As tax season is fast approaching, you might be one of those people who are preparing to file for tax. And you keep asking yourself: how business income is taxed? Well, there are different methods used to tax businesses. The process of filing for tax is more or less the same for all businesses. All businesses are expected to do the following:
- The first step is to gather information about your income, expenses, deductions, tax credits, and so on.
- Then calculate a net income from your income and expenses account.
- Next up, record the amount of taxable income on a special report form. This form depends on the type of business that you run. So always make sure that you use the right form.
- From there, include a taxable amount for your business on your individual tax return. Of course, that includes income and expenses.
Do all businesses have to pay the same tax?
The size of your business matters when it comes to the amount of tax that you should pay. Normally, large corporations pay more in taxes compared to smaller businesses. Currently, the United States imposes a tax on the profits at a rate of 21 percent. The amount of tax that you pay will depend on whether you run a sole proprietor, a partnership, or a corporation.
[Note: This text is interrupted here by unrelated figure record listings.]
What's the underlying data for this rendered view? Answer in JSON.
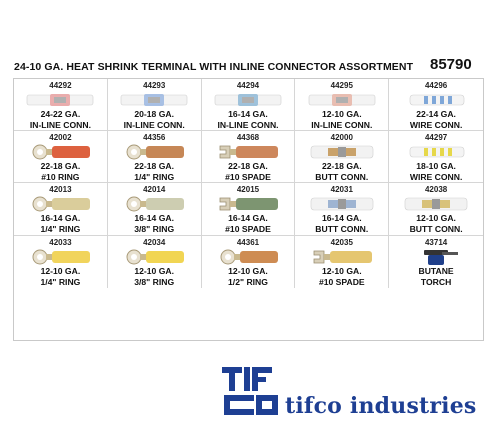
{
  "header": {
    "title": "24-10 GA. HEAT SHRINK TERMINAL WITH INLINE CONNECTOR ASSORTMENT",
    "part_number": "85790"
  },
  "items": [
    {
      "code": "44292",
      "line1": "24-22 GA.",
      "line2": "IN-LINE CONN.",
      "kind": "inline",
      "color": "#e8a0a0"
    },
    {
      "code": "44293",
      "line1": "20-18 GA.",
      "line2": "IN-LINE CONN.",
      "kind": "inline",
      "color": "#9ab6e0"
    },
    {
      "code": "44294",
      "line1": "16-14 GA.",
      "line2": "IN-LINE CONN.",
      "kind": "inline",
      "color": "#8fb8d6"
    },
    {
      "code": "44295",
      "line1": "12-10 GA.",
      "line2": "IN-LINE CONN.",
      "kind": "inline",
      "color": "#e6b4a6"
    },
    {
      "code": "44296",
      "line1": "22-14 GA.",
      "line2": "WIRE CONN.",
      "kind": "wire",
      "color": "#7fa7d8"
    },
    {
      "code": "42002",
      "line1": "22-18 GA.",
      "line2": "#10 RING",
      "kind": "ring",
      "color": "#d9502a"
    },
    {
      "code": "44356",
      "line1": "22-18 GA.",
      "line2": "1/4\" RING",
      "kind": "ring",
      "color": "#c07a44"
    },
    {
      "code": "44368",
      "line1": "22-18 GA.",
      "line2": "#10 SPADE",
      "kind": "spade",
      "color": "#c87a4a"
    },
    {
      "code": "42000",
      "line1": "22-18 GA.",
      "line2": "BUTT CONN.",
      "kind": "butt",
      "color": "#c9a26a"
    },
    {
      "code": "44297",
      "line1": "18-10 GA.",
      "line2": "WIRE CONN.",
      "kind": "wire",
      "color": "#e6d84a"
    },
    {
      "code": "42013",
      "line1": "16-14 GA.",
      "line2": "1/4\" RING",
      "kind": "ring",
      "color": "#d6c890"
    },
    {
      "code": "42014",
      "line1": "16-14 GA.",
      "line2": "3/8\" RING",
      "kind": "ring",
      "color": "#c8c8a8"
    },
    {
      "code": "42015",
      "line1": "16-14 GA.",
      "line2": "#10 SPADE",
      "kind": "spade",
      "color": "#6f8a62"
    },
    {
      "code": "42031",
      "line1": "16-14 GA.",
      "line2": "BUTT CONN.",
      "kind": "butt",
      "color": "#9eb4d2"
    },
    {
      "code": "42038",
      "line1": "12-10 GA.",
      "line2": "BUTT CONN.",
      "kind": "butt",
      "color": "#d8c27a"
    },
    {
      "code": "42033",
      "line1": "12-10 GA.",
      "line2": "1/4\" RING",
      "kind": "ring",
      "color": "#f0cf4a"
    },
    {
      "code": "42034",
      "line1": "12-10 GA.",
      "line2": "3/8\" RING",
      "kind": "ring",
      "color": "#f0d040"
    },
    {
      "code": "44361",
      "line1": "12-10 GA.",
      "line2": "1/2\" RING",
      "kind": "ring",
      "color": "#c98040"
    },
    {
      "code": "42035",
      "line1": "12-10 GA.",
      "line2": "#10 SPADE",
      "kind": "spade",
      "color": "#e2c060"
    },
    {
      "code": "43714",
      "line1": "BUTANE",
      "line2": "TORCH",
      "kind": "torch",
      "color": "#1f3f8a"
    }
  ],
  "footer": {
    "brand_name": "tifco industries",
    "logo_text": "TIFCO",
    "brand_color": "#1e3f93"
  }
}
- A sole proprietor is expected to complete Schedule C. Then the amount of tax will be calculated similarly to personal tax. Additionally, sole proprietors are expected to file Schedule SE and pay the self-employment tax.
- Because a corporation can represent it on its own right, it pays income tax at the corporate tax rate.
- Meanwhile, an S corporation is charged using a personal rate of the owners.
Always make sure that you know how your entity will file for tax, and what forms you should fill out. If you think you don’t have the know-how of doing this, you can always hire a tax practitioner to do it for you. A tax practitioner will help you to structure your financial reports and make sure that they are a true reflection of your financial status. Most tax practitioners make use of tax software that allows them to compile reports faster, then save them in the cloud. Remember, the tax season will begin on the 1st of January 2021 and end on 15th of April. The sooner you file for your tax returns, the better.